What Is Infant CPR and When Should You Use It?

Infant Cardiopulmonary Resuscitation (CPR) is an emergency procedure performed on a baby under one year of age whose heart or breathing has stopped. This technique combines chest compressions and rescue breathing to manually circulate oxygenated blood to the brain and other organs until professional help arrives. Unlike adults, where cardiac arrest is often caused by a sudden heart event, an infant’s heart stops due to respiratory failure, such as from choking, drowning, or severe illness. Immediate action is necessary since permanent brain damage can begin within minutes of blood flow stopping.

Recognizing the Need for Infant CPR

The decision to begin Infant CPR relies on recognizing specific signs of life-threatening distress, starting with an assessment of responsiveness. To check for a response, gently tap the bottom of the infant’s foot or lightly squeeze their shoulder while calling their name loudly. If the baby is limp, does not wake up, move, or make any sound, they are considered unresponsive.

After confirming unresponsiveness, check for normal breathing and signs of circulation for no more than 10 seconds. Look for the chest to rise and fall, listen for breath sounds, and feel for air movement. If the infant is not breathing, or is only exhibiting agonal gasps (irregular, noisy, and ineffective breaths), start resuscitation immediately. Signs of poor circulation, such as pale or bluish skin and a heart rate below 60 beats per minute, also indicate an immediate need for CPR.

Essential Components of the Procedure

Infant CPR requires specific modifications for the infant’s smaller body size. To deliver chest compressions, the infant must be placed on a firm, flat surface. The rescuer uses two fingers—the index and middle fingers—placed in the center of the chest, just below the nipple line on the breastbone.

Compressions must be delivered at a steady rate of 100 to 120 per minute, which is the same pace recommended for adults. The compression depth should be approximately 1.5 inches, or about one-third the front-to-back depth of the infant’s chest. Allowing the chest to fully recoil after each compression is necessary to ensure adequate blood flow returns to the heart. For two rescuers, an alternative technique involves encircling the infant’s chest with both hands and using the two thumbs for compressions, which may be more effective for maintaining depth and consistency.

Rescue breaths require gently opening the infant’s airway by tilting the head only slightly past a neutral position. Because an infant’s airway is fragile, hyperextension of the neck must be avoided. The rescuer’s mouth should cover both the infant’s nose and mouth simultaneously to create a seal, then deliver a gentle puff of air over one second.
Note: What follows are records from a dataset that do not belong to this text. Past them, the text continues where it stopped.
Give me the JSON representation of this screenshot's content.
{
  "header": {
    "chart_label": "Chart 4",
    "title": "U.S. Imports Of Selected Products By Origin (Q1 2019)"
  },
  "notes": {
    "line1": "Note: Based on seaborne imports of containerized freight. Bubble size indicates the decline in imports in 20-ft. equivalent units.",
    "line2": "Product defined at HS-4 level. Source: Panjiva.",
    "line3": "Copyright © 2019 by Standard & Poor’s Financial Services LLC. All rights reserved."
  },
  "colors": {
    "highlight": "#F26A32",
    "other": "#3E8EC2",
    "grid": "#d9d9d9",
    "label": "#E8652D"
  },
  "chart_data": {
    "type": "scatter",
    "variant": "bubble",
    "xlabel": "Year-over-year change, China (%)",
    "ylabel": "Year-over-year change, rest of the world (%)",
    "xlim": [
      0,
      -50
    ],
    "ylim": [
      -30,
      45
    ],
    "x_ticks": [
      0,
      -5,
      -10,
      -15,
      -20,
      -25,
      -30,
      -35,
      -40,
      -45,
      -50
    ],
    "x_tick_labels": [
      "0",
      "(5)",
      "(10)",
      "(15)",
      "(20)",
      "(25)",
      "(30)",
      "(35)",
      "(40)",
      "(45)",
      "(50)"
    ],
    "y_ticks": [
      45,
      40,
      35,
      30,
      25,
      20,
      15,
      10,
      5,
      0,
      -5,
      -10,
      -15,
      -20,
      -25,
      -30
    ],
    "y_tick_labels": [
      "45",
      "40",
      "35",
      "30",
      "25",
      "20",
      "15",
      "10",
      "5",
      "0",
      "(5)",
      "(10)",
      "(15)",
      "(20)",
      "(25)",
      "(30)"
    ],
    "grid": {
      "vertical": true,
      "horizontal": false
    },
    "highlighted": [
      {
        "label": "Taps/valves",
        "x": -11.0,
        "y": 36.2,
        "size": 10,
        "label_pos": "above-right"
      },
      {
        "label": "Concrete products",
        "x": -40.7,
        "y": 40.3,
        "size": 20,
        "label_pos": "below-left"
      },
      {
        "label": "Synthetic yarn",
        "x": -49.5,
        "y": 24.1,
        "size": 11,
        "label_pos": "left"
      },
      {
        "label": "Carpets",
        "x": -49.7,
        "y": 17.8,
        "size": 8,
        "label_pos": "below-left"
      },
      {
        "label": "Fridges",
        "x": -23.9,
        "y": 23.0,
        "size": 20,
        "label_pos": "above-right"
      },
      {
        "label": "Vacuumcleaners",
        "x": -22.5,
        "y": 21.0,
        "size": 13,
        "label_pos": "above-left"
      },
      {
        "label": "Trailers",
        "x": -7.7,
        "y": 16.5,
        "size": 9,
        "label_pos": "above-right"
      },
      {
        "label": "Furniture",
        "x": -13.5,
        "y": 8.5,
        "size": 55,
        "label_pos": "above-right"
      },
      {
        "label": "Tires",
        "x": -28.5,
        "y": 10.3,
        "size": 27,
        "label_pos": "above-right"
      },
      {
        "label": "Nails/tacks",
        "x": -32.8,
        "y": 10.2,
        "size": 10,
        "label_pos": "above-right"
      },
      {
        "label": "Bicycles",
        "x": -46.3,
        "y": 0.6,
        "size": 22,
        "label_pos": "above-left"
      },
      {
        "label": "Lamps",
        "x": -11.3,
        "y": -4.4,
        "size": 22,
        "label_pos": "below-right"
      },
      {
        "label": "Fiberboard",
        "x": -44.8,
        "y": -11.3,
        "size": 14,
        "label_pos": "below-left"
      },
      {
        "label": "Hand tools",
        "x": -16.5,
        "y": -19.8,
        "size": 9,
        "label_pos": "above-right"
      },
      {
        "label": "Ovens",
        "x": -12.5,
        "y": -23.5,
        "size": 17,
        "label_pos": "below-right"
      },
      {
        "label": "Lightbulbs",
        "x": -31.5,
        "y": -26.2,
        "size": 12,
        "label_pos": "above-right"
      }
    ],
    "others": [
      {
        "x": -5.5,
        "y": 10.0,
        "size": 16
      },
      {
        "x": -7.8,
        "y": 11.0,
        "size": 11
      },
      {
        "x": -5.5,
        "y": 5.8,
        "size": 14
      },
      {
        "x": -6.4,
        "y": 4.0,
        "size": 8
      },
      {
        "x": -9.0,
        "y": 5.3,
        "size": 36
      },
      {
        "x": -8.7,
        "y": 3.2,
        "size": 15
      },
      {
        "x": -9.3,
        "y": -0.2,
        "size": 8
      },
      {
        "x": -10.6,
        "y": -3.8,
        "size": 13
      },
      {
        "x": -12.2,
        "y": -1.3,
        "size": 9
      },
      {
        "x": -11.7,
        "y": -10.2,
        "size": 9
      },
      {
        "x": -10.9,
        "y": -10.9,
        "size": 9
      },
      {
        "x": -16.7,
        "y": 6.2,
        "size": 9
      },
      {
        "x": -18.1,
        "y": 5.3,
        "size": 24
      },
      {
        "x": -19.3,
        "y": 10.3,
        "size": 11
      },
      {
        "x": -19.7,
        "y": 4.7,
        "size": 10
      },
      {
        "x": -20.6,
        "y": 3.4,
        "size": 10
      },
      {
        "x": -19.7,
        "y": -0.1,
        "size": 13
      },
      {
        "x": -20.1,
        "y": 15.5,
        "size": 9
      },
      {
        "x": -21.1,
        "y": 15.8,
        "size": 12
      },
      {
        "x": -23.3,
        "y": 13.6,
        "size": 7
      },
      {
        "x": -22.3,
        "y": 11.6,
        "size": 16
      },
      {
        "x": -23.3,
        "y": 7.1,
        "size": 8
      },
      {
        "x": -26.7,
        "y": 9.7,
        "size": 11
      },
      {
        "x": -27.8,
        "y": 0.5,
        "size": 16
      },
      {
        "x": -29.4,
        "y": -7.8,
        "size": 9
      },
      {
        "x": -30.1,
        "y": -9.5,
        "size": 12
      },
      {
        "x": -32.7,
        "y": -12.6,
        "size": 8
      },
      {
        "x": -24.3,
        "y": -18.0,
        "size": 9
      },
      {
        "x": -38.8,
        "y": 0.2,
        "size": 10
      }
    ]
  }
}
The volume of air should be just enough to make the infant’s chest visibly rise, indicating a successful breath.

The ratio of compressions to breaths depends on the number of rescuers present. For a single rescuer, the recommended ratio is 30 compressions followed by 2 rescue breaths. If two trained rescuers are present, the ratio changes to 15 compressions followed by 2 rescue breaths.

The Critical Sequence of Action

The procedural flow of a pediatric emergency begins with ensuring the scene is safe before approaching the infant. After determining the infant is unresponsive and not breathing normally, the next step is to activate the emergency response system. The flow of action for infants differs from adults based on whether the collapse was witnessed or unwitnessed.

In an unwitnessed collapse, the rescuer should perform 2 minutes of CPR first before calling emergency services. This is because the cause is likely a breathing problem that requires immediate ventilations and compressions to oxygenate the blood. After the two minutes of care, the rescuer should then call for help and retrieve an Automated External Defibrillator (AED) if one is available.

Conversely, if the collapse was witnessed, the rescuer should immediately call emergency services first, then begin CPR. This “Call First” approach is used when a primary cardiac issue is suspected.

If there are two rescuers, one should begin CPR immediately while the second rescuer calls for help and retrieves the AED. Rescuers should switch roles approximately every two minutes to prevent fatigue, ensuring that compressions are paused for no more than 10 seconds during the transition.

Formal Training and Medical Follow-Up

Reading about Infant CPR is not a substitute for hands-on, certified training from organizations like the American Heart Association or the Red Cross. Formal courses provide practice on manikins, allowing a rescuer to develop the muscle memory needed for proper compression depth, rate, and rescue breath technique.

Once emergency medical services arrive, the rescuer transfers care to the professionals, providing a history of the event. An AED may be used on an infant, but it requires specialized pediatric pads or a dose-attenuator cable to deliver a lower level of electrical energy. If the infant revives and begins breathing normally, they should be carefully placed in the recovery position—on their side—to help keep the airway open and prevent aspiration. Continue monitoring their breathing until medical personnel take over.